Pembroke’s dark eyes shone.
“We’ll keep this to ourselves, and make the fellow hold his tongue. We won’t give the deserters a chance to concoct a plausible lie. They will be certain to be at the court house when the trial comes off, and when I put them in the witness box unprepared—you will see.”
They talked over the case a half an hour longer before Pembroke got up to go. Then he said: “Are you going to call at The Beeches? You must have known Eliza Koller before she left here.”
“Know her,” cried Cave, “yes, I know her. I hope she has improved in every other way as much as she has in looks. I saw her the other day. It seemed to me that her hair was not so violently yellow when she went away; however, I’ll be cautious,—I see you are badly singed. Little Olivia Berkeley wouldn’t do for my lord—”
Pembroke got up and flung off in a passion, pursued by Cave shouting:
“I’ll give long odds on the widow!”
CHAPTER V.
A few Sundays after that, Mr. Cole’s heart was gladdened by the sight of Madame Koller and the bundle of cloaks and mufflers she called her mamma, walking in church just as the morning service was beginning. The little clergyman felt inspired. He fancied himself like Paul before the Athenians. Olivia Berkeley was there too, and the Colonel, who settled himself in his pew to catch Mr. Cole in a false syllogism or a misquotation—anything to chaff the reverend gentleman about during the coming week. Mr. Cole did his best. He laid aside his manuscript and indulged in an extempore address that warmed the orator, if not the congregation, with something like eloquence. The Hibbses were there too—a florid, well-dressed family, Mr. Hibbs making the responses in a basso so much louder than Mr. Cole’s mild treble that it seemed as if Mr. Hibbs were the parson and Mr. Cole the clerk.

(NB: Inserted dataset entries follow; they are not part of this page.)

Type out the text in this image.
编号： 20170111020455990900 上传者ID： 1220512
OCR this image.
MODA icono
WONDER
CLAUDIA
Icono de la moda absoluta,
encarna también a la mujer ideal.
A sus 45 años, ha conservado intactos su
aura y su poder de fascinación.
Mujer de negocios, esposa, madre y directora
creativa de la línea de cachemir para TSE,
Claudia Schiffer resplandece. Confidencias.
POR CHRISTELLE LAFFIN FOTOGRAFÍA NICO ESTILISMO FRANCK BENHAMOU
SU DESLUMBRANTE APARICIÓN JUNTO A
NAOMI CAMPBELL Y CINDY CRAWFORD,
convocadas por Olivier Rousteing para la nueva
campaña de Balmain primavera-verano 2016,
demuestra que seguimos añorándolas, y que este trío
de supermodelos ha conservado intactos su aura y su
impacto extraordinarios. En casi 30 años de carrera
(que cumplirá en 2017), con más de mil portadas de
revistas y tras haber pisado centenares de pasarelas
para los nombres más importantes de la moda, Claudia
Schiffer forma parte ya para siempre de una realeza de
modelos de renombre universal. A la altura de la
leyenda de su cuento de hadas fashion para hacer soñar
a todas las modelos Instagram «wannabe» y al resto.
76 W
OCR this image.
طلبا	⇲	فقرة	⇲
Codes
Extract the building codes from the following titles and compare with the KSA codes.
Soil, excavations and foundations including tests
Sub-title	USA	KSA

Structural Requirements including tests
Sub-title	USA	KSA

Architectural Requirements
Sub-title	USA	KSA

“I tell you what it is my dear,” Colonel Berkeley had said angrily to his daughter half an hour before when the Hibbses swept past them up the flagged walk through the churchyard, “the religion of these infernal Hibbs people is what disgusts me most. They made their money in the war of 1812. Up to then they were shouting Methodists—I’ve heard my father swear it a hundred times—” The Colonel belonged to a class, not uncommon in Virginia, who regarded the Episcopal Church as a close corporation, and resented with great pugnacity any attempt to enter it on the part of the great unwashed. It was the vehicle chosen by the first families to go to heaven in, and marked “Reserved.” Hence the Colonel’s wrath. His church was a church founded by gentlemen, of gentlemen, and for gentlemen, and it was a great liberty for any other class to seek that aristocratic mode of salvation.